# Can this be? Change of Sub cable, major sound change



## Pianist718 (Sep 8, 2014)

Can this be or is it all in my head?
I used to use Monoprice subwoofer cable 15 feet.... sound was nice I guess. Then, changed to Mediabridge 8 feet cable, ..... volume kept the same and now bass feels a bit lighter. It's as if Monoprice cable gave more bass.

is it all in my head???


----------



## TomFord (Jul 15, 2014)

It's in your head. Those who are insane & spend over 1k on speaker wire for towers like a friend of mine admit even then the gain is small. Test results show 5-10% increase max on the cheapest of wire to that stuff he paid around 1,500 for.


----------



## jaguar717 (Sep 8, 2014)

If two cables sound different, it's likely one of them has a loose connection.


----------



## chashint (Jan 12, 2011)

TomFord said:


> It's in your head. Those who are insane & spend over 1k on speaker wire for towers like a friend of mine admit even then the gain is small. Test results show 5-10% increase max on the cheapest of wire to that stuff he paid around 1,500 for.

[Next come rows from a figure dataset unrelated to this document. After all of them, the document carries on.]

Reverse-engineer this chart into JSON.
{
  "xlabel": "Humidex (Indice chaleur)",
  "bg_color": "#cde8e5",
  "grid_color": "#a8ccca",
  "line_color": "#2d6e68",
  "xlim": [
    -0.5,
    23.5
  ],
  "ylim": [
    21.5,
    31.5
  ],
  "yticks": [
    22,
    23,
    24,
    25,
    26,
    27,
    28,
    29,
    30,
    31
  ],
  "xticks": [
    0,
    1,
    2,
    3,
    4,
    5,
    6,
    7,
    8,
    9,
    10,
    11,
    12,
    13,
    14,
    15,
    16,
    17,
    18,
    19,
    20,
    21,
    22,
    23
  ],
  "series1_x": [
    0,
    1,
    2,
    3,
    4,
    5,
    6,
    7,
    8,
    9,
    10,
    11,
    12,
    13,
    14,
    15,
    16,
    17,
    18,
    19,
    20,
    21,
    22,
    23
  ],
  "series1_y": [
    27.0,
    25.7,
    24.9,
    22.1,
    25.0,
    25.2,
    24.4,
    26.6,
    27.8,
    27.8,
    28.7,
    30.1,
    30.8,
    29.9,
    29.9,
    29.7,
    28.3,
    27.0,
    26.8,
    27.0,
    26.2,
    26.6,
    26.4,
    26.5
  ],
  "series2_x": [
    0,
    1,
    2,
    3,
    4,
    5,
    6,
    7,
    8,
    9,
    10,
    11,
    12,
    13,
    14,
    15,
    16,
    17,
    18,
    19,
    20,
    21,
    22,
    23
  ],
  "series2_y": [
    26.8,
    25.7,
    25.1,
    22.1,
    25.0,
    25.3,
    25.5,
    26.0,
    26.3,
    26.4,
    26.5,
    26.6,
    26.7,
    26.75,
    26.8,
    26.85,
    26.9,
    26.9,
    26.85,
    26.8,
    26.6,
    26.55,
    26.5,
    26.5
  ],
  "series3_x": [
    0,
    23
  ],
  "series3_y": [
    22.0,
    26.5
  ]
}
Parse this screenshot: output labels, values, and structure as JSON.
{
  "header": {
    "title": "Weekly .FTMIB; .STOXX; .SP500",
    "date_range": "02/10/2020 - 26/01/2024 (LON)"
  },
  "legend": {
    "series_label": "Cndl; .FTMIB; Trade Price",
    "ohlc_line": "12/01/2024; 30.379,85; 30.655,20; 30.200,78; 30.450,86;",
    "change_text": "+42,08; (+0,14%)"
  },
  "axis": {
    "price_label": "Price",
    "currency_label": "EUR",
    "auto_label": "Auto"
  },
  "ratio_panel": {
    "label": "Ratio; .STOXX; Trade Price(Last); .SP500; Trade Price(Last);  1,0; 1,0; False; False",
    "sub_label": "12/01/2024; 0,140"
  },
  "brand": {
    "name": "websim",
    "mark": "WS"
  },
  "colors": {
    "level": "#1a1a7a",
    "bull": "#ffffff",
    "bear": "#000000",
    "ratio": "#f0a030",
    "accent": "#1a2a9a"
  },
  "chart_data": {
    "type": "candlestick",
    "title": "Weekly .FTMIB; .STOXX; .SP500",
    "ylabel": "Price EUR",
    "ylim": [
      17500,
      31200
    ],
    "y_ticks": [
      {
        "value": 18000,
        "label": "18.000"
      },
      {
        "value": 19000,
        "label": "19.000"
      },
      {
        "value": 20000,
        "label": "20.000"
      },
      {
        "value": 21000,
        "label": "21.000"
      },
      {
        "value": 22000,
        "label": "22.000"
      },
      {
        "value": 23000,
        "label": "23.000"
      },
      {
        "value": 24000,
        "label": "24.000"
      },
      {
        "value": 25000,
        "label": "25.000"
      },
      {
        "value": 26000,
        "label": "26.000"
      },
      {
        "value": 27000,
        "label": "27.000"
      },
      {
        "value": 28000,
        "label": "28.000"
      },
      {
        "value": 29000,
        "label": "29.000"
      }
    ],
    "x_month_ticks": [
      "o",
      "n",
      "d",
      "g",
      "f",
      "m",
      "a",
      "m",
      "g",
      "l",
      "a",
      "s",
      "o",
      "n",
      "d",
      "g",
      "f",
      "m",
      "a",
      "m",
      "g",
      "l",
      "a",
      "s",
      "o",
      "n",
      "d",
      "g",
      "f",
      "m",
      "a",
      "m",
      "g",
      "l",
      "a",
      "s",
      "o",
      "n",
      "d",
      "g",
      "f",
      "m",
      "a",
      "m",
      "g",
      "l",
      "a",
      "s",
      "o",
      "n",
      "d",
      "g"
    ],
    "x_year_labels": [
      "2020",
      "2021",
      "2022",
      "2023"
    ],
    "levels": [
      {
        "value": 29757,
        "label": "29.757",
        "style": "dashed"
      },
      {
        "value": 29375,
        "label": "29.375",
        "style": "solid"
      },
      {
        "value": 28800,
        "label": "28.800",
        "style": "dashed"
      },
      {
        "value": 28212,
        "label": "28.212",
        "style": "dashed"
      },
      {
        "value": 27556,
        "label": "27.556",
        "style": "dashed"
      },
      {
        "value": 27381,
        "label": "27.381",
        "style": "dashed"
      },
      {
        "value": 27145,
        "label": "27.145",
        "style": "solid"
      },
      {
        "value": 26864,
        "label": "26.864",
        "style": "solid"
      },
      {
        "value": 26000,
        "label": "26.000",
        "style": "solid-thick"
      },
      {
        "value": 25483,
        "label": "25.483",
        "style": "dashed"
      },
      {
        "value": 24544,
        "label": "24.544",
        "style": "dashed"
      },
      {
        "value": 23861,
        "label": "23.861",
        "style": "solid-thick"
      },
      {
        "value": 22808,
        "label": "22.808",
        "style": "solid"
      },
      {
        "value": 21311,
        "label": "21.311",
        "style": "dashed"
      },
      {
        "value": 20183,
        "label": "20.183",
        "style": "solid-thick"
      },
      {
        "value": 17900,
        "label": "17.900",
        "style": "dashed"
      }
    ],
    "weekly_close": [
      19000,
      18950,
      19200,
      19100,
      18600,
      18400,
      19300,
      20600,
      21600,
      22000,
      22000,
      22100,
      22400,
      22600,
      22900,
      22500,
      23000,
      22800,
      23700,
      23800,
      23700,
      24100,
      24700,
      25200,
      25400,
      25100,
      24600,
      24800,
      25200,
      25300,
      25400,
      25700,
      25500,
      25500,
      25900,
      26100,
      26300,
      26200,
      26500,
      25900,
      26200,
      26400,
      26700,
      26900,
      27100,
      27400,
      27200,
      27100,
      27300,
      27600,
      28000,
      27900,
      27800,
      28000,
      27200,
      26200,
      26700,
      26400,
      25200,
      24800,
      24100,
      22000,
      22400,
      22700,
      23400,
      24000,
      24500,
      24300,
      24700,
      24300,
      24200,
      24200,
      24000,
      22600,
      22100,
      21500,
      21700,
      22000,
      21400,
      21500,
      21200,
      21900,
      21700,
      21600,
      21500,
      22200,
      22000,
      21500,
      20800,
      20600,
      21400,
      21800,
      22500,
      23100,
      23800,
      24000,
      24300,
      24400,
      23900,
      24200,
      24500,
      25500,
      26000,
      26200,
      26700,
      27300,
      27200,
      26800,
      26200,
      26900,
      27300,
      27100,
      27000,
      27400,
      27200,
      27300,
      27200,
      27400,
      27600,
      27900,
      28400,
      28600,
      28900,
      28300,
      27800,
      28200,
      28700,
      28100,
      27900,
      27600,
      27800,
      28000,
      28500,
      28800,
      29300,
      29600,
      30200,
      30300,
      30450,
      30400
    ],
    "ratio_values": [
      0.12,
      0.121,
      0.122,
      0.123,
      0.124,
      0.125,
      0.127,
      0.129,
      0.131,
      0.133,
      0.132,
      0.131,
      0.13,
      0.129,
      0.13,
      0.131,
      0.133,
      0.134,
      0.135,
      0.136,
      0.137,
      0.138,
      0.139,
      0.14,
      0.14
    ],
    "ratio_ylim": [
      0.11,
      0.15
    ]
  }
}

Please link to the test that shows a 5-10% improvement.
That would actually be a phenomenal difference and could represent a very good value.


----------



## tcarcio (Jun 27, 2007)

I would agree that if there really is a difference then it probably is because there was a minor problem with one of the cables. Do you have a way of testing it? Maybe you could see if there really is a change by testing. Even something simple like an SPL meter could show you a difference if any.


----------



## Owen Bartley (Oct 18, 2006)

Igor, I would guess that it's either in your head, or a fault in one of the cables. At this price point cables really tend to be either "it works or it doesn't" in nature. There may be something to exotic cables with rare materials and fancy components, but I for one am not in a place to experiment. 

If I can give you some free advice, it would be: don't go down that wormhole. The cable issue brings almost endless arguments between the factions, and your time (and money) at this point is likely better spent on other subjects. Unless it happens to really interest you, and in that case, let me know what you figure out in the end!


----------



## Pianist718 (Sep 8, 2014)

my biggest issue is that if I sit at one spot, bass is much tighter and once I move exactly 1 foot to the left, the sound is now different. I did run Audyssey about a year ago with different furniture inside. Maybe I should rerun it with 6 listening points.

I am not looking to move the sub more than 2 feet to the right (to the corner).


----------